Wednesday, February 10, 2016

Technical Indicator: MACD

MACD - Technical Tool

One of the technical indicators covered in Phil Town's Rule #1 book is the MACD.  MACD stands for Moving Average Convergence Divergence and is a tool to gauge momentum pressure. It uses 3 EMAs (exponential moving average); slow, fast and a trigger for crossing.

Investopedia has a nice explanation here:

Moving average convergence divergence (MACD) is a trend-following momentum indicator that shows the relationship between two moving averages of prices. The MACD is calculated by subtracting the 26-day exponential moving average (EMA) from the 12-day EMA. A nine-day EMA of the MACD, called the "signal line", is then plotted on top of the MACD, functioning as a trigger for buy and sell signals.

How to use the MACD

I use the MACD for buy and sell signals, along with my other tools. A buy signal is when the black line crosses above the red line, and likewise, a sell signal is when the red crosses the black line.
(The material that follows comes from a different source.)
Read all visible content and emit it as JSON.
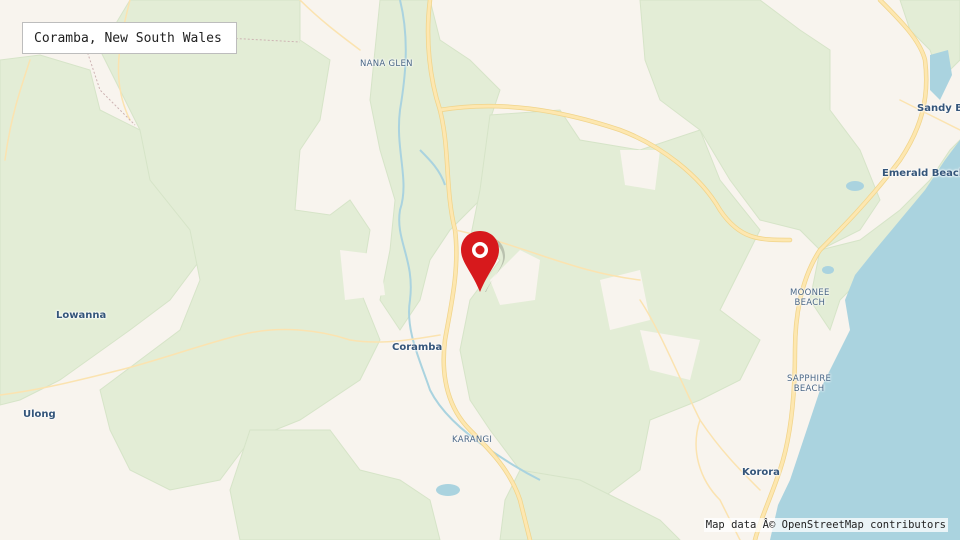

Let's look at the MACD on the weekly SPY (S&P ETF) using Chartmill. A sell signal was flashed in the May/June 2015 time frame, well before the August sell off. We had a buy signal flash in October of 2015 with a subsequent sell signal returning on January 2016.

As of this writing, the MACD is suggesting we stay out of the SPY. As the SPY can be viewed as a broad market indicator, it can also provide information on the market as a whole.